Frequently asked questions
- What is a survey questionnaire in market research?
- A survey questionnaire is the actual instrument — screener, core questions, scales, and open-ends — fielded to a sample of respondents to answer a specific research question. Unlike a concept test, it isn't limited to reacting to one new idea; it can measure usage and attitudes, satisfaction, positioning, or any topic a team needs a structured, comparable read on. This skill writes that instrument end to end.
- How is this different from the Concept Screening Survey Designer skill?
- The Concept Screening Survey Designer is purpose-built for one job: testing a new product concept, with a neutral concept exposure and measures like purchase intent, uniqueness, and believability tied to that concept. This skill is general-purpose — it writes a clean, unbiased survey for any research topic, from usage and attitudes to satisfaction to positioning, with no concept exposure required. Use the concept screener when you're testing a specific new idea; use this one for everything else.
- Which AI models does this prompt work with?
- Any capable chat model — ChatGPT, Claude, or Google Gemini.
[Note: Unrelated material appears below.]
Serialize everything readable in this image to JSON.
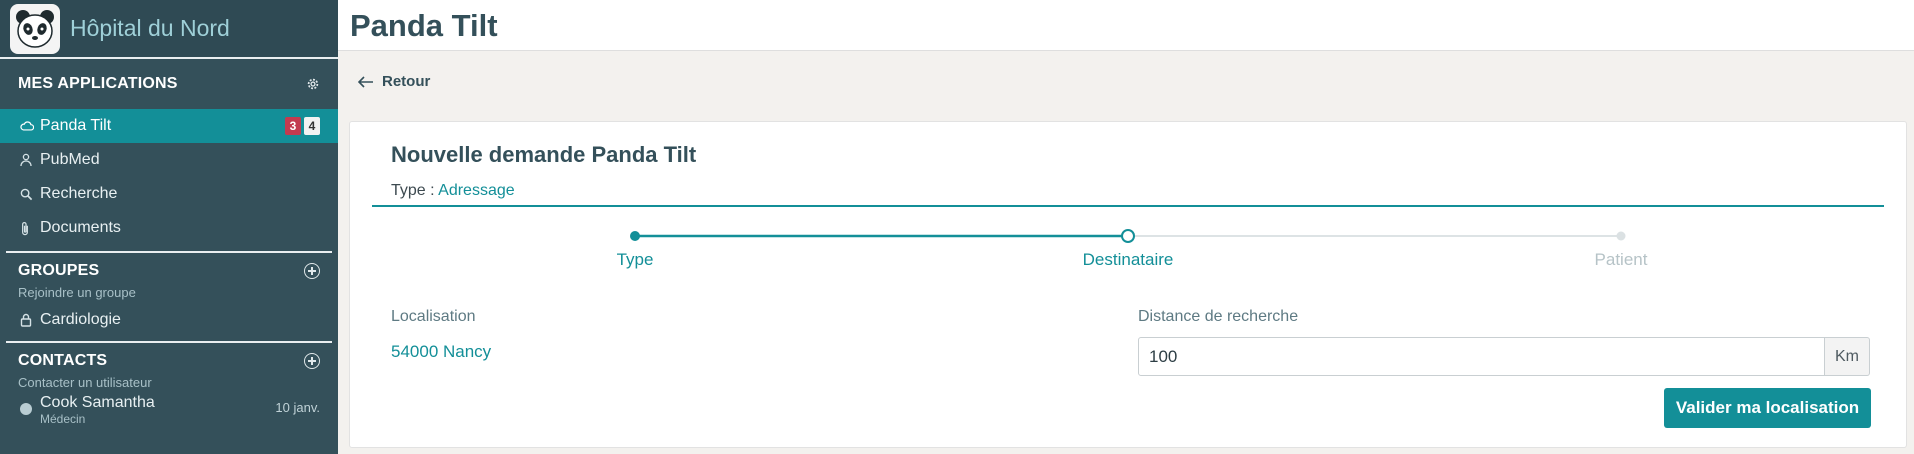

The prompt is model-agnostic, so paste it directly into a chat, save it as a Custom GPT, or store it as a reusable skill so every new research topic gets the same clean, unbiased instrument.
- Will it invent benchmark norms or sample sizes?
- No. It structures screeners, questions, and scales, but it will not fabricate past-wave benchmarks, category norms, or a required sample size — those get labeled as assumptions to validate against your own research history or a statistician's input, so you don't walk into a debrief with an invented comparison point.